Before long, Sakharov was unofficially Lakam’s “case officer,” running a network of agents whom he and Bloomberg dubbed with Biblical code names: Giv’on, Ayalon, Shemesh, and Yare’ach (the latter two being the Hebrew words for sun and moon, alluding to the tale of Joshua stopping the sun over a place called Giv’on and the moon in the valley of Ayalon).

Schulzen’s Asmara served as a front for the purchases by Israel, in exchange for hefty commissions. Shipments of chemicals, metals, and other materials for the Dimona nuclear project began to arrive from Degussa, usually via other European ports, disguised as cargo for Sakharov’s lumber and wood-processing businesses.

Schulzen probably did not know this had anything to do with nuclear weapons, but he had to know he was part of something clandestine and important to the Jewish state.

The acquisition chain almost came to an abrupt end in 1966. A shipment of calcium was loaded in barrels aboard an Israeli vessel named
Tsefat
, owned by Zim—then Israel’s government-run shipping company.

The
Tsefat
sailed from West Germany to Rotterdam, in the Netherlands, to pick up more cargo. While anchored at Europe’s busiest port, a fire broke out aboard the ship. The local Dutch fire department extinguished the blaze by flooding the storage spaces of the
Tsefat
. The contact between water and the calcium caused an effervescent chemical reaction, and the falsely labeled barrels jumped into the air. Television crews and photographers took plenty of pictures of a wondrous scene of smoke, steam, and leaping barrels.

The cargo calmed itself, but the crew of the ship fled, and other ships refused to tie up near the Israeli vessel. Confusion, embarrassment, and attention compounded.

Sakharov flew from Tel Aviv to Rotterdam, via Paris, to see how he could help.
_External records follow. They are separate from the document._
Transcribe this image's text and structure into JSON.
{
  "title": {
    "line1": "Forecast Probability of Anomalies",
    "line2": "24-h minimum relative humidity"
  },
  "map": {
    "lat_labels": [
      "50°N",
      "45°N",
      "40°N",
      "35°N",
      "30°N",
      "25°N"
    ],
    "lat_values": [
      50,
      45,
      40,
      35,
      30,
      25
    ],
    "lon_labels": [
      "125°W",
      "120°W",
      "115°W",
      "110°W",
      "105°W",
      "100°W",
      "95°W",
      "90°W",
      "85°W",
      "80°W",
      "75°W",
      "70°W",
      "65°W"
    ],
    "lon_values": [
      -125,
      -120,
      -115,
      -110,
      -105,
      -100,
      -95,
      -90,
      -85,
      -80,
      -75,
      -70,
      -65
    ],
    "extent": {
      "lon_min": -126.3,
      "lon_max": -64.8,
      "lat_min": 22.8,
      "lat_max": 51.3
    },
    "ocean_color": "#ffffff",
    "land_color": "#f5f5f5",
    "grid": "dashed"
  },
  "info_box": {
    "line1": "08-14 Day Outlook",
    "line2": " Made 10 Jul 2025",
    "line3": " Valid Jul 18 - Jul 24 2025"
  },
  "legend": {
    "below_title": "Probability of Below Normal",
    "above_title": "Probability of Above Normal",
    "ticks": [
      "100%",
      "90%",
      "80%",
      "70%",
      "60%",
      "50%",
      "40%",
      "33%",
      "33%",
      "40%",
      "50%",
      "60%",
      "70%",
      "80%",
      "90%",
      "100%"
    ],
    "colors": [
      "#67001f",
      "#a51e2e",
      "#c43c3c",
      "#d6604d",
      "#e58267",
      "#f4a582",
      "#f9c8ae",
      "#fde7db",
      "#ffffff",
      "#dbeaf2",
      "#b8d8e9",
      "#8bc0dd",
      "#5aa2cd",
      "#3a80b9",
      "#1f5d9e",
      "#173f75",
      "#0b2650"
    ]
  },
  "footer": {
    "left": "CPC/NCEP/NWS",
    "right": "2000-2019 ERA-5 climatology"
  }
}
While in Paris, he heard from Blumberg that atomic energy experts believed the situation could be dangerous—that perhaps they should advise the mayor of Rotterdam to evacuate residential neighborhoods near the port.

Sakharov refused to follow that advice, deciding that he would do everything he could to save the precious cargo for Israel. After all, a lot of clandestine efforts had been invested in obtaining those chemicals.

When he got to the port, he introduced himself as the cargo owner and insisted that it was not hazardous. He said the contents were needed for special glue for his furniture factory’s planks and boards in Israel, but he declined to identify the precise chemicals. He claimed that the formula was an industrial secret.

Sakharov boarded the
Tsefat
to show that it was not dangerous.

Finally, after he mollified the port officials by paying extra fees, everyone was persuaded to forget about the furor. He managed to summon another Israeli ship to pick up the cargo. Everything was taken away, including empty barrels and some material that spilled into the harbor.

The most important and precious element for Dimona was uranium, the fuel to run the reactor. France did keep its promise to deliver uranium, but when relations became strained Israel’s atomic energy officials feared they would run out of fuel. Blumberg was instructed to find alternative sources.